Myocardial infarction (MI) causes cell death and triggers hypertrophic remodeling of surviving cardiomyocytes, resulting in heart failure. A therapeutic approach aiming at inducing cardiomyocyte proliferation while inhibiting the hypertrophic response would improve cardiac function and prevent MI-induced heart failure.
By bioinformatics analyses, she and her group identified the miR-106b~25 cluster, containing miR-106b, miR-93 and miR25, to potentially target a network of negative cell cycle regulators, as well as series of pro-hypertrophic factors. Based on these findings, they hypothesized that over-expression of the miR-106b~25 cluster would recover the heart muscle after MI by stimulating cardiomyocyte proliferation and inhibiting hypertrophy.

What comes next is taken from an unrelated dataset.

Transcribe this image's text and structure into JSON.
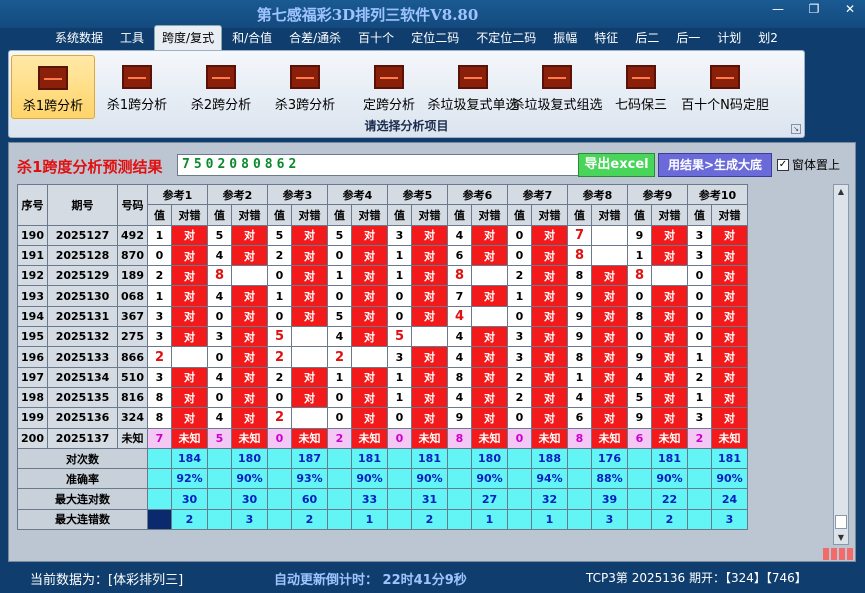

They observed that in vivo overexpression of miR-106b~25 using adeno-associated virus 9 (AAV9) in neonatal mice induced cardiomyocyte proliferation (indicated by an increased incorporation of EdU into cardiomyocytes, combined with increased levels of the proliferative markers Aurora-B and phosho-histone 3), while cardiomyocyte size was not affected.
In line with this observation, in adult mice, AAV9-miR106b~25 treatment increased heart mass without inducing hypertrophy. To test the regenerative potential of myocyte proliferation secondary to AAV9-miR-106b~25 gene transfer, mice were randomized to receive a control AAV9-MCS (empty vector) or AAV9-miR-106b~25 and sham surgery or myocardial infarction (MI). Echocardiographic measurements reported an improvement of cardiac function after MI upon AAV9-miR106b~25 treatment versus AAV9-MCS, which was associated with a reduced infarction size and a clear decrease in fibrotic damage.
In summary, this data demonstrates that AAV9-miR106b~25 treatment reduces scar formation and improves cardiac function after MI by stimulating cardiomyocyte proliferation and inhibiting hypertrophic remodelling. These findings might give rise to a new regenerative approach aiming at healing the cardiac muscle after myocardial injury.